A targeting rectangle appeared on the landscape. The pilot pulled his trigger.

The heavy rhythmic sound of a chain gun thrummed through the plane. Tao could see muzzle burst out ahead of the nose, could see their rounds ripping into the structure, as the pilot systematically worked his gun over it, sending decimeter long, three-centimeter thick, nearly kilogram heavy rounds through anything that stood in their way.

Down there, Tao thought, soldiers were dying.

Better them than him.

Better them than his brothers.

The second plane came on station, hovered at its own angle, ninety degrees off their starboard, opened up with its own gun.

“Movement!” the pilot yelled.

A figure in the doorway of the building, still up, somehow, still alive!

There was something on his shoulder. Missile launcher.

Red streak. Fired!

Chain gun rounds ripped the shooter in half.

Missile, en route to Griffon Two!

Tao tracked with his eyes, tried to get ahead of it. Griffon Two was turning, vectoring thrust, trying to twist out of the path of the shoulder-launched heat seeker.

But they were so close!

Flares fired out of its belly in the last instant.

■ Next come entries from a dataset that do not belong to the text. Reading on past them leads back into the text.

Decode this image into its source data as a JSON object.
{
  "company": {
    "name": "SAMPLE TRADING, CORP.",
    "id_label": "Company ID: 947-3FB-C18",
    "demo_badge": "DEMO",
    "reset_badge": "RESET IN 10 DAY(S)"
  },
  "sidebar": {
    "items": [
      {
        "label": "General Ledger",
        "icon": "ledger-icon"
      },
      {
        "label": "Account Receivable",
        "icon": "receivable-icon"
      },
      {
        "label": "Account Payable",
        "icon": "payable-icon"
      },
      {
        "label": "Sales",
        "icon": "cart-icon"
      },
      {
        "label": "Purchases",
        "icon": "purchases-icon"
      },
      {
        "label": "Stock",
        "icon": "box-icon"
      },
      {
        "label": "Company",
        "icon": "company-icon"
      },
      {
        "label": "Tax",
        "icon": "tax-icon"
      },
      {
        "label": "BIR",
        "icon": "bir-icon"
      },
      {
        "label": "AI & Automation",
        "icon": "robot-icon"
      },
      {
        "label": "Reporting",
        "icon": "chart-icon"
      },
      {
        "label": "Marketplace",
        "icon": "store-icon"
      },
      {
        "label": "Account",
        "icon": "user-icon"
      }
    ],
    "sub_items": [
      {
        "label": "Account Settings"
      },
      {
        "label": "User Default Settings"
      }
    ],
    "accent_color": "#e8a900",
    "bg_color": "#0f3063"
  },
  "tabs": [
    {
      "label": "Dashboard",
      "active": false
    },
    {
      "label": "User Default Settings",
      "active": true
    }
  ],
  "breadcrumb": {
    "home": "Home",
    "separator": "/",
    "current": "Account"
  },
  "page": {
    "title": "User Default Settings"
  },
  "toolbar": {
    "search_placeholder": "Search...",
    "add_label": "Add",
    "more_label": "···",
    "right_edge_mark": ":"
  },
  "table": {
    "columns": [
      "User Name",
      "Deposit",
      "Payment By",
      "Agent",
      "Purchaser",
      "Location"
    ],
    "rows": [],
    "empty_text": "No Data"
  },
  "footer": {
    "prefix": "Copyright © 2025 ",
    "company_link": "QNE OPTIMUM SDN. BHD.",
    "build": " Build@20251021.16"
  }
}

The missile slammed into its port engine in a burst of flame.

Griffon Two spun, wildly.

It was spinning at them, coming this way as its human pilot tried to take control.

Tao grabbed the co-pilot’s controls of their own craft, faster than the human pilot could react, pushed hard to the right. The plane slid, tilted, twisted. He caught a glimpse of Griffon Two looming huge, fire where the engine should be, then the cockpit as it spun, alarm on the human pilot’s face, and his brother.

His brother Sung. His face calm. His hands on the co-pilot’s controls, trying to get the plane under control.

Then the plane was past, still spinning. And as they twisted themselves he saw Griffon Two’s wingtip touch the ground, and then the whole plane tumbled, slammed to the ground.